Tapi. "Huft... Gak ada tenda... Huft...." gumamku dengan membuang napas dengan kasar.
Mereka berdua tetap menatapku lamat-lamat. Pastinya mereka menunggu keputusan untuk kami.
Selain membuat tenda, aku belum menemukan solusi yang tepat untuk kondisi saat ini. "Apa yang gua harus lakuin ya?" gumamku dengan suara pelan.
KRAKKK!!!
Terdengar suara pintu gerbang yang terbuka dari kamp cabang tersebut. Kami bertiga langsung menoleh ke gerbang kamp itu. Melihat kamp tersebut ternyata masih ada orang-orang yang selamat, membuatku sedikit lega.
Dengan cepat, kami menemui mereka yang baru saja keluar dari dalam kamp tersebut. Dan, mereka yang keluar rata-rata adalah pria yang masing-masing membawa senter
"Mereka juga sudah nyalain senter, apa memang udah malam ya?" pikirku dalam hati.
Setelah jarak diantara kami sudah semakin dekat, kami berkontak mata satu dengan sama lainnya.
Hampir saja aku ceroboh. Karena mereka kebanyakan pria, aku meminta kepada mereka berdua agar bersembunyi. "Kalian berdua sembunyi di sini dulu, nanti kalo udah aman gua kasih tanda ini ya...," ujarku dengan mengasih tanda jempol.
Mereka menganggukan kepala.

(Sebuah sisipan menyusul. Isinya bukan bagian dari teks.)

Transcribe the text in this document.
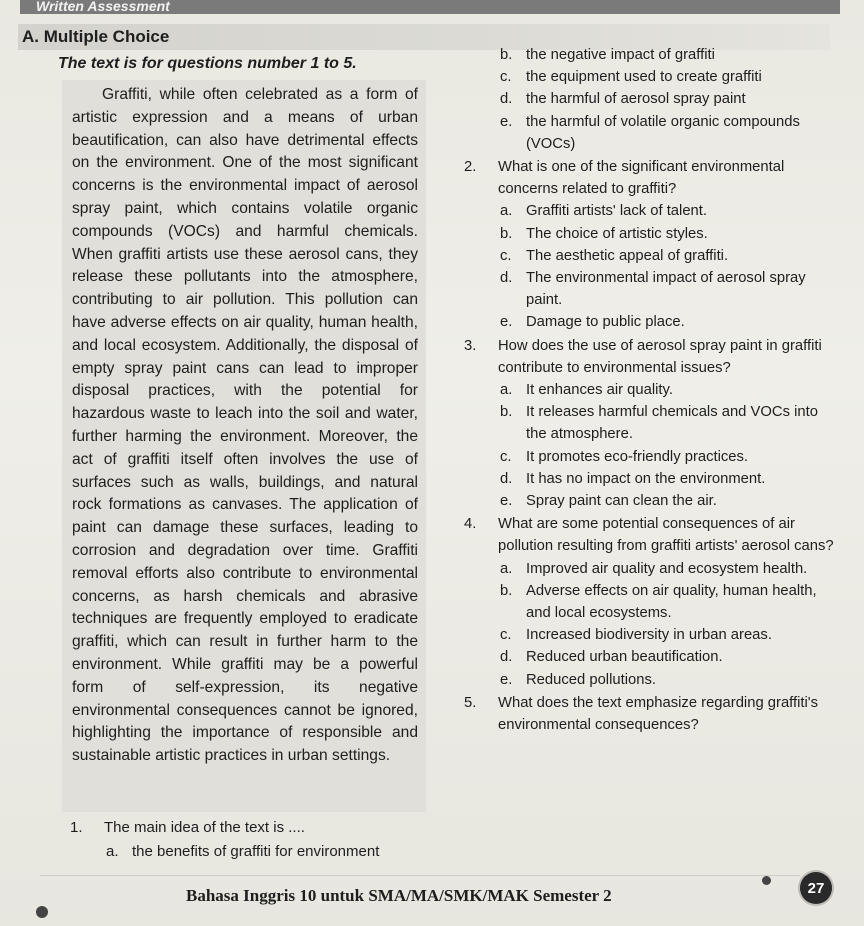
Written Assessment
A. Multiple Choice
The text is for questions number 1 to 5.
Graffiti, while often celebrated as a form of artistic expression and a means of urban beautification, can also have detrimental effects on the environment. One of the most significant concerns is the environmental impact of aerosol spray paint, which contains volatile organic compounds (VOCs) and harmful chemicals. When graffiti artists use these aerosol cans, they release these pollutants into the atmosphere, contributing to air pollution. This pollution can have adverse effects on air quality, human health, and local ecosystem. Additionally, the disposal of empty spray paint cans can lead to improper disposal practices, with the potential for hazardous waste to leach into the soil and water, further harming the environment. Moreover, the act of graffiti itself often involves the use of surfaces such as walls, buildings, and natural rock formations as canvases. The application of paint can damage these surfaces, leading to corrosion and degradation over time. Graffiti removal efforts also contribute to environmental concerns, as harsh chemicals and abrasive techniques are frequently employed to eradicate graffiti, which can result in further harm to the environment. While graffiti may be a powerful form of self-expression, its negative environmental consequences cannot be ignored, highlighting the importance of responsible and sustainable artistic practices in urban settings.
1.	The main idea of the text is ....
a. the benefits of graffiti for environment
b. the negative impact of graffiti
c. the equipment used to create graffiti
d. the harmful of aerosol spray paint
e. the harmful of volatile organic compounds (VOCs)
2.	What is one of the significant environmental concerns related to graffiti?
a. Graffiti artists' lack of talent.
b. The choice of artistic styles.
c. The aesthetic appeal of graffiti.
d. The environmental impact of aerosol spray paint.
e. Damage to public place.
3.	How does the use of aerosol spray paint in graffiti contribute to environmental issues?
a. It enhances air quality.
b. It releases harmful chemicals and VOCs into the atmosphere.
c. It promotes eco-friendly practices.
d. It has no impact on the environment.
e. Spray paint can clean the air.
4.	What are some potential consequences of air pollution resulting from graffiti artists' aerosol cans?
a. Improved air quality and ecosystem health.
b. Adverse effects on air quality, human health, and local ecosystems.
c. Increased biodiversity in urban areas.
d. Reduced urban beautification.
e. Reduced pollutions.
5.	What does the text emphasize regarding graffiti's environmental consequences?
Bahasa Inggris 10 untuk SMA/MA/SMK/MAK Semester 2	27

Setelah mereka setuju, aku menuju para pengungsi itu dari semak-semak.
Rupanya mereka memasang siaga untuk membidik tubuhku dengan senjata api yang mereka pegang. "Siapa lu?!" ucap salah satu orang yang bertubuh kekar dan paling depan.
Aku langsung mengangkat kedua tangan untuk memberi pesan bahwa aku masih sehat. "Gua masih manusia... Gua masih manusia...."
Mereka tetap membidik ku tanpa mendengarkan terlebih dahulu. Ini yang paling aku tidak suka, yaitu lebih mendahulukan emosi daripada akal.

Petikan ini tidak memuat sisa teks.